Head to RFK Stadium — dressed in all black — on Friday, November 9 for a fun run unlike any race you’ve ever seen. We’ll be loaded up with a ton of awesome glow-in-the-dark swag, including an official race T-shirt. As we run, music will be piped into speakers along the course, so we’re all moving to the same beat.


At the race site, we were welcomed by a well-oiled machine. There were lovely (read: polite and cheerful) staff members directing our every move. There were no long lines, no confusion, and stacks of glow sticks. I was impressed. We put on our shirts, fastened our necklaces, and posed for the camera.


After I found the remaining members of our group, we headed outside seduced by the sounds of Neyo and LFMAO. Everyone was dancing. All 2,000 of us. There were probably more (or less). Who knows, it was dark. We were excited to start but were forced to stand at the starting line for more than 30 minutes – after the official start time. We were losing enthusiasm, and feeling in our fingers. In hindsight, I realize they did this because the course was too small to allow everyone to start together. Still, a sister was cold.

Finally, we were running. The music was energizing. We were shoulder shrugging, clapping, and jutting our chin to the beat. We were having fun. Then reality hit. Picture it. It’s dark. You are running North. Suddenly, someone runs in front of you from the West. The running bandit from the West stops in front of you to grab a glow stick that has fallen to the ground. This bandit isn’t a staff member doing upkeep. It’s another runner who has decided that the more glow sticks he collects, the more rations he’ll receive at dinner time. What is going on!? I couldn’t see where I was going and I was surrounded by minions diving for fallen glow necklaces.

To adjust to the darkness, I dropped my pace to 9 minute miles. Now, I had to factor in manic, glow stick collectors. I looked like a tranquilized antelope jumping over moving hurdles. The race stopped being fun.

Conclusion: I’m glad I went. It’s always fun working out with my clients. But I won’t go again. I will never run a race in the dark, unless I have a head lamp and a bull dozer. With that being said, I witnessed people having a great time. I wasn’t one of them.

1. The staff was organized and friendly.
2. The music was high energy and relevant.
3. The shirts were eye catching.
4. The first can of beer is free.

1. The start time was delayed.
2. The visibility was low. I didn’t know dark meant dark dark.
3. The post-race food was sad. They gave me a sample size bag of pop chips.
4. The finish line was uneventful. Why weren’t staff members or life-size glow sticks there to greet us? At a minimum, music should’ve been blasting at the finish. We didn’t even know we were done. The finish line was the quietest spot on the course. Womp.

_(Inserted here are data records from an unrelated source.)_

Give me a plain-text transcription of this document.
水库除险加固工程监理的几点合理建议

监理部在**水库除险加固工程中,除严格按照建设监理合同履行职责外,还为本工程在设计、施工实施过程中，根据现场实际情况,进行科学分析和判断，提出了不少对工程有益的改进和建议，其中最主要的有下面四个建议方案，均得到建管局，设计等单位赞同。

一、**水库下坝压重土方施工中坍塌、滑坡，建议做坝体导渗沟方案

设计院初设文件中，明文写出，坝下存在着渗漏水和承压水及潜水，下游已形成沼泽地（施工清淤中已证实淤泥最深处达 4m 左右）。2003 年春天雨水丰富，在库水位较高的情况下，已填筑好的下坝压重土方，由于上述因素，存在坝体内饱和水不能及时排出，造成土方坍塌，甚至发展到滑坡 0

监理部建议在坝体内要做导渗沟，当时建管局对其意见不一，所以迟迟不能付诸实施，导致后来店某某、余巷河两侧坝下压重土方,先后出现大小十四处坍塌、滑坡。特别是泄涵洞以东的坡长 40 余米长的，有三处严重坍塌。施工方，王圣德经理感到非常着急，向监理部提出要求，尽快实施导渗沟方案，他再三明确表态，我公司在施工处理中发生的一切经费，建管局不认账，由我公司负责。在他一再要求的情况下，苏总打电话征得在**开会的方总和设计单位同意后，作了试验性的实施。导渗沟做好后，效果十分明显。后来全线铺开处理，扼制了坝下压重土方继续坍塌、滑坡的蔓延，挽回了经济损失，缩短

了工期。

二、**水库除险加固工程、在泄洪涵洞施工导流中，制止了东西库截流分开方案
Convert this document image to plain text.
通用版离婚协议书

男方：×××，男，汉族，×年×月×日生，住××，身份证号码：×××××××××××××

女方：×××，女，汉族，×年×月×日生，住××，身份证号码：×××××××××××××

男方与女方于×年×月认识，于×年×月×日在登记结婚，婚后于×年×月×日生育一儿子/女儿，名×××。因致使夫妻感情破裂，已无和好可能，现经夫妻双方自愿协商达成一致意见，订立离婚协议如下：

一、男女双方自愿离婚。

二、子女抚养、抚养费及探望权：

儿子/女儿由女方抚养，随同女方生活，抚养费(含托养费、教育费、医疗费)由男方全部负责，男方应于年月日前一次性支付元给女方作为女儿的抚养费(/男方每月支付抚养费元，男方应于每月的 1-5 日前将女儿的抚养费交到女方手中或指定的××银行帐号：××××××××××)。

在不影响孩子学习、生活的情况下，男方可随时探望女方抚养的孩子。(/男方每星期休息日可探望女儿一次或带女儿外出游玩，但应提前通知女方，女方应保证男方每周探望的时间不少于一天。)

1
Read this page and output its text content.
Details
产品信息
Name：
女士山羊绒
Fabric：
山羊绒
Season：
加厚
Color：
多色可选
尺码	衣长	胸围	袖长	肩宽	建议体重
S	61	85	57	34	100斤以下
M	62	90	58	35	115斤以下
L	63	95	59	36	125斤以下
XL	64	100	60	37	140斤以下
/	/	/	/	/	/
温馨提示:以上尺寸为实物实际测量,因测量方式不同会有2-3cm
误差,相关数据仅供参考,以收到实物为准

Did you go to the Glow in the Dark 5k? Were you one of the people I saw having the time of your life? 


Angel · 03/22/2013 at 9:35 pm

@Jessica. I agree with all points. I’m not knocking the race, not really my style to do so. I’m glad I went. I just won’t go again. 🙂 thanks for your feedback!

Jessica · 03/11/2013 at 10:13 am

I had the same problem at the 5k. It was fun..until we were at the start line for way too long and it stopped being fun – then the weird painting stations which wasn’t really paint, but more like goo was not fun. Also not fun was dodging all of the people who just decided to stop in the middle.

The post race food was sad!

All in all, fun level of 6/10, mostly because of my friends.

Chels R. · 03/08/2013 at 12:51 pm

Love it!! Those kinds of races are so much fun.